Moreover the production of emoticons and applications for smartphones is essentially cut off from the millions of creative young Koreans who use those phones. High school students cannot easily design emoticons and sell them to each other, or to other young people around the world. College students cannot get easy financing to create new social network programs that can go beyond applications like Facebook in terms of flexibility and creativity, thus allowing our youth to build a robust and dynamic cyberspace throughout the region of East Asia. The production of smartphones themselves has less and less to do with Korea (as factories are built around the world) but the culture that flows through those smartphones should be made by the youth of Korea directly.

But most importantly, we must think about how smartphones impact our society when we make them and sell them.
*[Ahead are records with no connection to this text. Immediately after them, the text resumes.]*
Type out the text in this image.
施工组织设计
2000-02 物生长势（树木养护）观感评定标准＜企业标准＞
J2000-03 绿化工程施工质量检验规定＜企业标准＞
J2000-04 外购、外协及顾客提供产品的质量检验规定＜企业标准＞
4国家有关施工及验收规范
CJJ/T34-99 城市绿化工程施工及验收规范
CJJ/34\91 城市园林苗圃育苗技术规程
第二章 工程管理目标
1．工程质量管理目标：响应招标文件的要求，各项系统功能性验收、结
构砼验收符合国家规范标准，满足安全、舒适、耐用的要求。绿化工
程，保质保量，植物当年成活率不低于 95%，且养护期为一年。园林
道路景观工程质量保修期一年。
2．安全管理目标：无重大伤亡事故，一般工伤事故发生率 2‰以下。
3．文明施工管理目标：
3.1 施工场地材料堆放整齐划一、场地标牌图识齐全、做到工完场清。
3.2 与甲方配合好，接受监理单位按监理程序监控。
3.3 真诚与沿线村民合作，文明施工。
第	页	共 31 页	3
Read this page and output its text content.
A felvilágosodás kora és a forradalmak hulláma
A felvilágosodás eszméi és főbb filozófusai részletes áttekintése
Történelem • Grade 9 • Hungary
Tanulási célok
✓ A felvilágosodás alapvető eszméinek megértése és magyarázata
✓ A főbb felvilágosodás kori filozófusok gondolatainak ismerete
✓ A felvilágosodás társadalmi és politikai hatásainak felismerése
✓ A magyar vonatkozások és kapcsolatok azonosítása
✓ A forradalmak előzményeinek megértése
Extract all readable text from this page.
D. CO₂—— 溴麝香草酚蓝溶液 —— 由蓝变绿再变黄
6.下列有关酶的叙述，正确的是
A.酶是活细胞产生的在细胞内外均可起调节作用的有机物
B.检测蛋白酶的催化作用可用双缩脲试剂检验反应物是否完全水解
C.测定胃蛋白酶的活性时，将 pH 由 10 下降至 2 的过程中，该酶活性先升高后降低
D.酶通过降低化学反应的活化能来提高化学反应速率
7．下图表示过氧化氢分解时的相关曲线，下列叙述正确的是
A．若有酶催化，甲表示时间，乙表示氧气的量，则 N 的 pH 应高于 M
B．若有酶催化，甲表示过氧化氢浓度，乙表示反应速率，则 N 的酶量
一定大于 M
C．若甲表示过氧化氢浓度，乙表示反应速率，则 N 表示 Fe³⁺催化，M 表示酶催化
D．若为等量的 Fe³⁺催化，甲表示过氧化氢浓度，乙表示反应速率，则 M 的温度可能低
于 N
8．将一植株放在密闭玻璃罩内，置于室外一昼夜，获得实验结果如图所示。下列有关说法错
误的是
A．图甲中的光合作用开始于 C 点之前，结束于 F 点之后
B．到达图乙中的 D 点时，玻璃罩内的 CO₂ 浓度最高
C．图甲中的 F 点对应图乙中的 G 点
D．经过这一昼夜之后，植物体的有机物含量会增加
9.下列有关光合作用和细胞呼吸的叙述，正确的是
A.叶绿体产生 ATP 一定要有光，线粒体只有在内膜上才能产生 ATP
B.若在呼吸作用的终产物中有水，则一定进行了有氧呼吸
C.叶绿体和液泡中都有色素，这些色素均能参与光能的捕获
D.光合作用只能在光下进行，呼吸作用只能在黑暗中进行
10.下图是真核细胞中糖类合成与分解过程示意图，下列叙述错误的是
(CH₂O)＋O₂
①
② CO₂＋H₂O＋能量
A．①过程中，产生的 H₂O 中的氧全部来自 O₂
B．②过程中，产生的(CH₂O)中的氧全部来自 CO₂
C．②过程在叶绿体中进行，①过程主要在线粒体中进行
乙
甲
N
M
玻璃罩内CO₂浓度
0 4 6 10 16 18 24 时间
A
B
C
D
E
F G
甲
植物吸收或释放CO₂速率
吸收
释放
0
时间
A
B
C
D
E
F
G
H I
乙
These devices offer tremendous new potential, but only if we create a healthy culture for the use of smartphones. If our young people use smartphones as a means of communicating with each other on critical issues, as a tool for building networks that address political, social, environmental and economic issues of our age, then smartphones can be a great asset.

But if youth spend their days playing video games and chatting with each other about meaningless matters, then we would be better off if we limit the use of smartphones by people under the age of 18. We cannot let the misuse of this technology destroy the creative potential of the next generation just so that we can make short-term profits. The primary purpose of smartphones should be to offer meaningful education, ethical principles and a sense of community to young people so that we can inspire them to build a better cyberspace for the future.

It is more important to create a healthy and creative culture for smartphones than to develop new technologies. We need a culture in which their use is defined by some larger project that is a contribution to society, or an artistic expression, that lifts up the youth who use this technology. I have seen no indication of a larger meaning to smartphones other than having fun and consuming.

We need to think about how meditation and breathing exercises can be integrated into the use of the smartphone so that users can use that technology effectively without falling into repetitive patterns that can be damaging to concentration. Research indicates that without a proper alternation between meditation and deep breathing and time online, users become more passive and even obsessive in their behavior. We need to focus on making the use of smartphones a positive part of a citizen’s role in society. And we can only do so if the user sees himself not just as a customer, but as a citizen who has responsibilities and obligations to create a vital online society.

If Korea wishes to stay on top in smartphones, we must think beyond the devices themselves and consider how Korea will create the art, the literature and the common community that will inhabit the cyberspace to which those phones act as portals. If we cannot imagine how Korea will go beyond the device, to create a positive global culture, then I fear that the smartphone craze we see in Korea today will be but another golden opportunity that Koreans will let slip out of their hands.


*The author is an associate professor at the College of International Studies at Kyung Hee University.